Helm on Minikube: update local image

6/2/2019

I have Minikube (v1.1.0) running locally with Helm (v2.13.1) initialized and connected the local docker daemon with Minikube running eval $(minikube docker-env). In the code base of my application I created a chart with helm create chart. The first few lines of ./chart/values.yml I changed to:

image:
  repository: app-development
  tag: latest
  pullPolicy: Never

I build the image locally and install/upgrade the chart with Helm:

docker build . -t app-development
helm upgrade --install example ./chart

Now, this works perfect the first time, but if I make changes to the application I would like to run the above two commands to upgrade the image. Is there any way to get this working?

workaround

To get the expected behaviour I can delete the chart from Minikube and install it again:

docker build . -t app-development
helm del --purge example
helm install example ./chart
-- Joost Döbken
kubernetes-helm
minikube

1 Answer

6/2/2019

When you make a change like this, Kubernetes is looking for some change in the Deployment object. If it sees that you want 1 Pod running app-development:latest, and it already has 1 Pod running an image named app-development:latest, then it's in the right state and it doesn't need to do anything (even if the local image that has that tag has changed).

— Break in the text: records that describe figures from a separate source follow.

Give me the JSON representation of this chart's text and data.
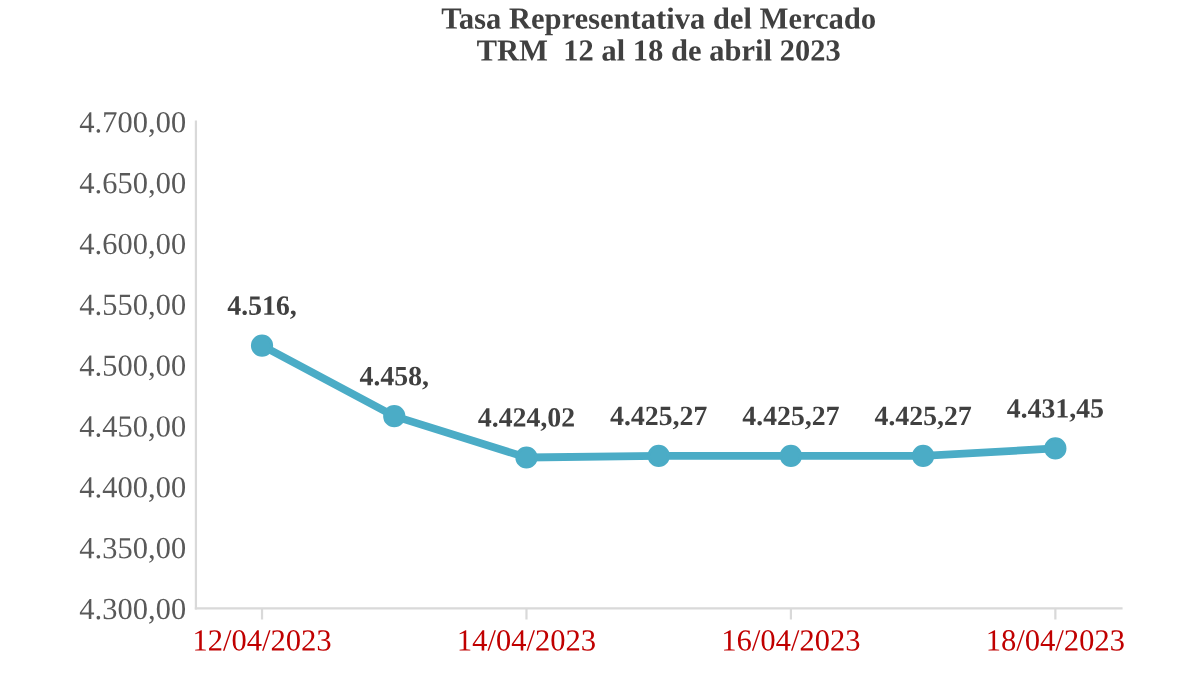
{
  "chart_data": {
    "type": "line",
    "title": "Tasa Representativa del Mercado\nTRM  12 al 18 de abril 2023",
    "x": [
      "2023-04-12",
      "2023-04-13",
      "2023-04-14",
      "2023-04-15",
      "2023-04-16",
      "2023-04-17",
      "2023-04-18"
    ],
    "series": [
      {
        "color": "#4bacc6",
        "values": [
          4516,
          4458,
          4424.02,
          4425.27,
          4425.27,
          4425.27,
          4431.45
        ],
        "value_labels": [
          "4.516,",
          "4.458,",
          "4.424,02",
          "4.425,27",
          "4.425,27",
          "4.425,27",
          "4.431,45"
        ]
      }
    ],
    "marker": "circle",
    "line_style": "solid",
    "grid": false,
    "legend": false,
    "xlim": [
      "2023-04-11T12:00",
      "2023-04-18T12:00"
    ],
    "xticks": [
      {
        "value": "2023-04-12",
        "label": "12/04/2023"
      },
      {
        "value": "2023-04-14",
        "label": "14/04/2023"
      },
      {
        "value": "2023-04-16",
        "label": "16/04/2023"
      },
      {
        "value": "2023-04-18",
        "label": "18/04/2023"
      }
    ],
    "ylim": [
      4300,
      4700
    ],
    "yticks": [
      {
        "value": 4300,
        "label": "4.300,00"
      },
      {
        "value": 4350,
        "label": "4.350,00"
      },
      {
        "value": 4400,
        "label": "4.400,00"
      },
      {
        "value": 4450,
        "label": "4.450,00"
      },
      {
        "value": 4500,
        "label": "4.500,00"
      },
      {
        "value": 4550,
        "label": "4.550,00"
      },
      {
        "value": 4600,
        "label": "4.600,00"
      },
      {
        "value": 4650,
        "label": "4.650,00"
      },
      {
        "value": 4700,
        "label": "4.700,00"
      }
    ]
  }
}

The canonical advice here is to never use the :latest tag with Kubernetes. Every time you build an image, use a distinct tag (a time stamp or the current source control commit ID are easy unique things). With Helm it's easy enough to inject this based on a value you pass in:

image: app-development:{{ .Values.tag | default "latest" }}

This sort of build sequence would look a little more like

TAG=$(date +%Y%m%d-%H%m%S)
docker build -t "app-development:$TAG" .
helm upgrade --install --set "tag=$TAG"

If you're actively developing your component you may find it easier to try to separate out "hacking on code" from "deploying into Kubernetes" as much as you can. Some amount of this tends to be inevitable, but Kubernetes really isn't designed to be a live development environment.